Promulgada em 1988, a Constituição Federal brasileira prevê, no Artigo 1°, o direito à cidadania e ao bem-estar social. No entanto, a falta de registro civil gera a invisibilidade do indivíduo, logo, vai de encontro às diretrizes da Carta Magna. Com efeito, a fim de buscar medida interventiva para esse desafio, é imprescindível enunciar a negligência familiar e a marginalização social como pilares da chaga.

Nesse contexto, é importante destacar a falta de responsabilidade da família que deixa de registrar a criança ao nascer como impulsionadora do impasse. De acordo com o Portal de Notícias G1, cerca de 1,8 milhões de brasileiros não possuem certidão de nascimento, e consequentemente, nenhum outro documento oficial.

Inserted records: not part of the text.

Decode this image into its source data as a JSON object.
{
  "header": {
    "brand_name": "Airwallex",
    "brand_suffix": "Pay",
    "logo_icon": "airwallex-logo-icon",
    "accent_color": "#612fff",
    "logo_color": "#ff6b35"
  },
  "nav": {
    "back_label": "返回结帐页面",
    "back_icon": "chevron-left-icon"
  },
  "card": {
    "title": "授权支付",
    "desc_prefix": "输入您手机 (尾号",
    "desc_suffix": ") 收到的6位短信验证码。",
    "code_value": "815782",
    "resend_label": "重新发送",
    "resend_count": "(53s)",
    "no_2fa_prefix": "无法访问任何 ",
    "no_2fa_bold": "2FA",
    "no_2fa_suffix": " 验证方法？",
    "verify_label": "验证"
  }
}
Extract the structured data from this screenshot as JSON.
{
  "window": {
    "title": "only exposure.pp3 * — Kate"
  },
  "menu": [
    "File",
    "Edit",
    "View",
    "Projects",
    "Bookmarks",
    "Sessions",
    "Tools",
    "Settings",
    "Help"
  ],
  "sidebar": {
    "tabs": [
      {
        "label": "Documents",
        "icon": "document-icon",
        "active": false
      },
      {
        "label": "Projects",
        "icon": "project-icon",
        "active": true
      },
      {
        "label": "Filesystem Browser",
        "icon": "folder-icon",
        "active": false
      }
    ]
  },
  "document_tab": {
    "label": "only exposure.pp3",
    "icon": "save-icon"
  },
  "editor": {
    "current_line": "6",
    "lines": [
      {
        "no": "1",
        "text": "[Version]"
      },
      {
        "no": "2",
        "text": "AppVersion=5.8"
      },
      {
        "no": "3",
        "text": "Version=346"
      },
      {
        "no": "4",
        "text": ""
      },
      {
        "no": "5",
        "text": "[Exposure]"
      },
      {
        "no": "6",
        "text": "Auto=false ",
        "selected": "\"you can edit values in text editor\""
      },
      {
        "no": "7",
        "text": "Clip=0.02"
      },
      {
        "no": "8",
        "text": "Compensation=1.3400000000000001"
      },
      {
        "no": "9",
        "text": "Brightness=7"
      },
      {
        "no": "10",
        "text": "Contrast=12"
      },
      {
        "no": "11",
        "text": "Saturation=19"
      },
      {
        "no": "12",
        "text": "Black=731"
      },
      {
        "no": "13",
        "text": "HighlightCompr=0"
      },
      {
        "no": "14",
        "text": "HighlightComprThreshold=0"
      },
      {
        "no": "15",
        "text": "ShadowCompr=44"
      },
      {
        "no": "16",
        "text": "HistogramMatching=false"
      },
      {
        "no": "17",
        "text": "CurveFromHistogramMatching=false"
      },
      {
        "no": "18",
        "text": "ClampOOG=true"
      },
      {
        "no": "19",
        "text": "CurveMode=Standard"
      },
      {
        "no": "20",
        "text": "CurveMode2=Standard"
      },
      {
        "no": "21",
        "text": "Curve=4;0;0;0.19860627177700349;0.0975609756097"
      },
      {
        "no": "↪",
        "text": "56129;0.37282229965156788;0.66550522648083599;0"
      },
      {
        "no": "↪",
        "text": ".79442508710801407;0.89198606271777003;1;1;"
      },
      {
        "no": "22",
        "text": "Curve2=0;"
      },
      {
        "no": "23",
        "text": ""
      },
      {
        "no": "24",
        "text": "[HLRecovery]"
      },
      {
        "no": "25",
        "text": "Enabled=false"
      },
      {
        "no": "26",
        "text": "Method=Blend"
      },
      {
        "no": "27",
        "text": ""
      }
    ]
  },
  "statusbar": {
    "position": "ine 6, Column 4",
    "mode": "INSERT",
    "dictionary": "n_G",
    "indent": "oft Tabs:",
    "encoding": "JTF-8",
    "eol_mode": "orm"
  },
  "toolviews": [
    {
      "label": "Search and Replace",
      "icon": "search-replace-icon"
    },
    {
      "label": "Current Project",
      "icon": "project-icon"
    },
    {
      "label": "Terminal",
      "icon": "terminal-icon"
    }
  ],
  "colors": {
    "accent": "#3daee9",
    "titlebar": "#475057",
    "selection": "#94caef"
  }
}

Compreende-se, então, que a desvalorização do registro civil pela família priva o indivíduo do pleno acesso à cidadania.

Além disso, é válido pontuar que a marginalização influencia diretamente no impasse, visto que ele se agrava nas minorias socioculturais. Segundo o Instituto Brasileiro de Geografia e Estatística (IBGE), a maioria das pessoas não registradas no país são pretos e pobres que nasceram em hospitais precários. É, pois, inaceitável que o Estado, promulgador de direitos constituicionais, permaneça em inércia, haja vista sua responsabilidade disposta no Artigo 1°.

Entende-se, portanto, a temática como sendo uma discrepância entre a teoria e prática legislativa. Sob esse aspecto, o Ministério da Cidadania, em consonância com o Ministério da Saúde, deve adotar estratégias para que o registro civil ocorra logo após o nascimento. Essa ação pode ser feita por meio de parcerias entre fóruns e hospitais, para que os dados do recém-nascido sejam ecaminhados e o registro seja realizado. Espera-se, com isso, garantir o acesso à cidadania e a uma sociedade igualitária para todos os brasileiros.